Flood Irrigation for Rice Farming
You can often recognize a rice field because it will be covered in water. This isn’t because rice is particularly thirsty. Rice doesn’t need any more water than other crops, but it can withstand a lot more. Flooding is highly effective at keeping other weeds and plants from growing in and choking out the rice.
Flood irrigation is a specific subset of furrow irrigation in which a field or portions of it are covered in water. As mentioned above, heavier soils are often good for this technique as they retain water well.
A flooded rice field on an AcreTrader holding in Quitman County, Mississippi.
Field leveling—dirt work to establish a consistent slope—isn’t an absolute necessity for flood irrigation, but it definitely helps. Fields may be leveled to a grade of zero and will have a levee around the perimeter. Fields leveled to a slight grade will have levees across the field, allowing water to spill down the slope into each consecutive enclosure.

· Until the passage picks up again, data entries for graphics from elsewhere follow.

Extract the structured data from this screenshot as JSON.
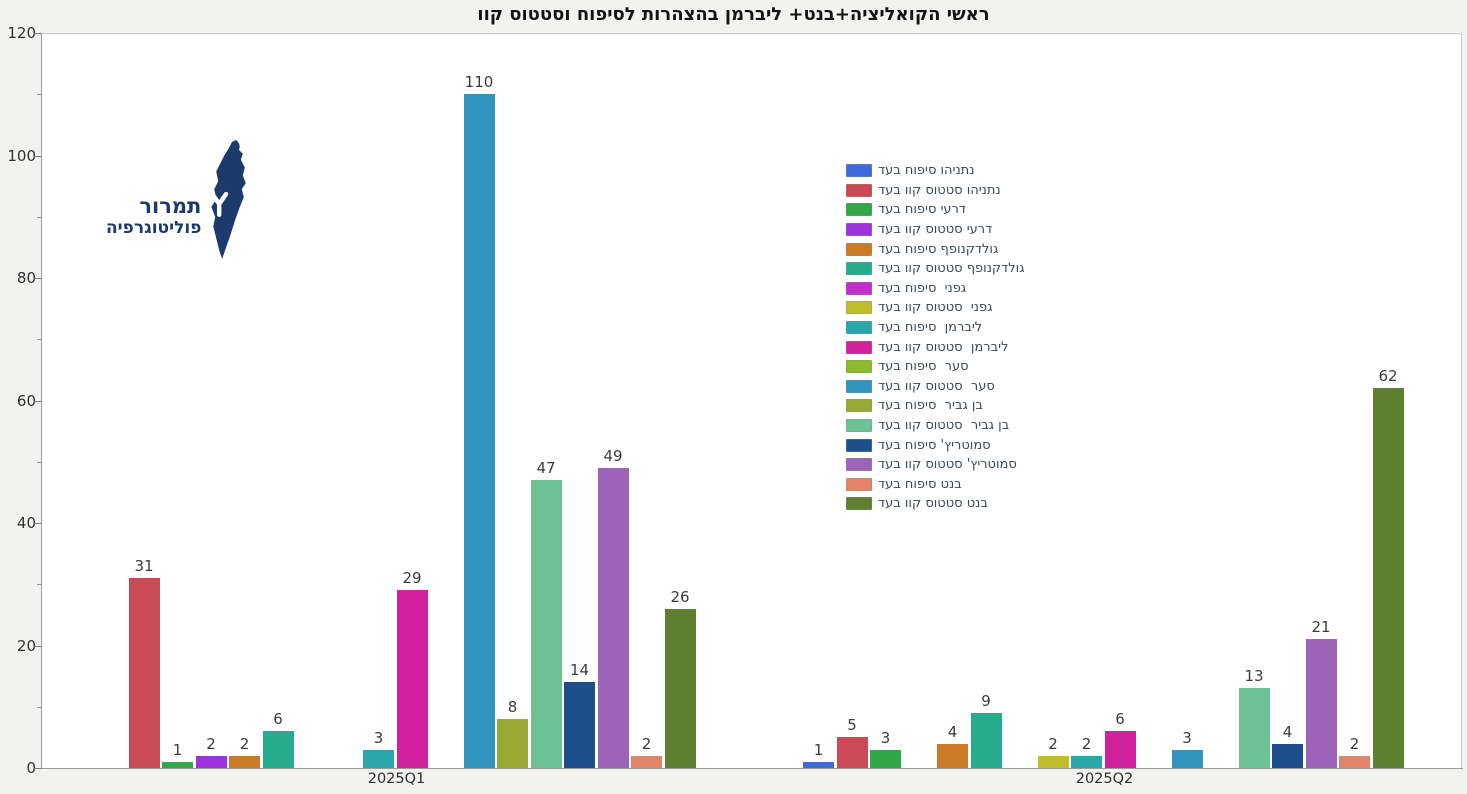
{
  "title": "ראשי הקואליציה+בנט+ ליברמן בהצהרות לסיפוח וסטטוס קוו",
  "logo": {
    "line1": "תמרור",
    "line2": "פוליטוגרפיה",
    "color": "#1c3a6b",
    "map_icon": "israel-map",
    "fork_icon": "road-fork"
  },
  "colors": {
    "page_background": "#f2f2f0",
    "plot_background": "#ffffff",
    "axis": "#9a9a9a",
    "value_label": "#3c3c3c",
    "legend_text": "#3c4a57"
  },
  "chart_data": {
    "type": "bar",
    "title": "ראשי הקואליציה+בנט+ ליברמן בהצהרות לסיפוח וסטטוס קוו",
    "xlabel": "",
    "ylabel": "",
    "ylim": [
      0,
      120
    ],
    "y_major_ticks": [
      0,
      20,
      40,
      60,
      80,
      100,
      120
    ],
    "y_minor_step": 10,
    "grid": false,
    "legend_position": "inside-middle-right",
    "categories": [
      "2025Q1",
      "2025Q2"
    ],
    "series": [
      {
        "name": "נתניהו סיפוח בעד",
        "color": "#3f6ade",
        "values": [
          0,
          1
        ]
      },
      {
        "name": "נתניהו סטטוס קוו בעד",
        "color": "#cc4a57",
        "values": [
          31,
          5
        ]
      },
      {
        "name": "דרעי סיפוח בעד",
        "color": "#31a748",
        "values": [
          1,
          3
        ]
      },
      {
        "name": "דרעי סטטוס קוו בעד",
        "color": "#9c33dd",
        "values": [
          2,
          0
        ]
      },
      {
        "name": "גולדקנופף סיפוח בעד",
        "color": "#cb7a27",
        "values": [
          2,
          4
        ]
      },
      {
        "name": "גולדקנופף סטטוס קוו בעד",
        "color": "#27ab8d",
        "values": [
          6,
          9
        ]
      },
      {
        "name": "גפני  סיפוח בעד",
        "color": "#c02ecb",
        "values": [
          0,
          0
        ]
      },
      {
        "name": "גפני  סטטוס קוו בעד",
        "color": "#bfbd2b",
        "values": [
          0,
          2
        ]
      },
      {
        "name": "ליברמן  סיפוח בעד",
        "color": "#2ba7ab",
        "values": [
          3,
          2
        ]
      },
      {
        "name": "ליברמן  סטטוס קוו בעד",
        "color": "#d2219c",
        "values": [
          29,
          6
        ]
      },
      {
        "name": "סער  סיפוח בעד",
        "color": "#8db92f",
        "values": [
          0,
          0
        ]
      },
      {
        "name": "סער  סטטוס קוו בעד",
        "color": "#3293be",
        "values": [
          110,
          3
        ]
      },
      {
        "name": "בן גביר  סיפוח בעד",
        "color": "#9aa836",
        "values": [
          8,
          0
        ]
      },
      {
        "name": "בן גביר  סטטוס קוו בעד",
        "color": "#6cc294",
        "values": [
          47,
          13
        ]
      },
      {
        "name": "סמוטריץ' סיפוח בעד",
        "color": "#1d4f8c",
        "values": [
          14,
          4
        ]
      },
      {
        "name": "סמוטריץ' סטטוס קוו בעד",
        "color": "#9c63b8",
        "values": [
          49,
          21
        ]
      },
      {
        "name": "בנט סיפוח בעד",
        "color": "#e28468",
        "values": [
          2,
          2
        ]
      },
      {
        "name": "בנט סטטוס קוו בעד",
        "color": "#5e8030",
        "values": [
          26,
          62
        ]
      }
    ]
  }
}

Generally speaking, leveling work can serve to increase Delta land values.
Finally, it’s important to know that some land directly on the Mississippi River can be prone to flooding; we always check historical flooding information.
Duck Hunting in the Delta
The Mississippi Flyway is a migration corridor for more than 300 bird species, with the lower parts serving as a major winter habitat for mallards. That means duck hunting is a major attraction and source of revenue in the area—and another reason people want to own Delta land. Visit this interactive map to see where ducks are observed throughout the year.
Source: U.S. Fish & Wildlife Service
Depending on the features of agricultural land, it may be suitable for recreational leases, which can provide another source of income from land ownership.
Every farm is unique, especially in the Delta. It takes regional expertise and experience to operate the rich farmland of the lower Mississippi region; the same is true for transacting.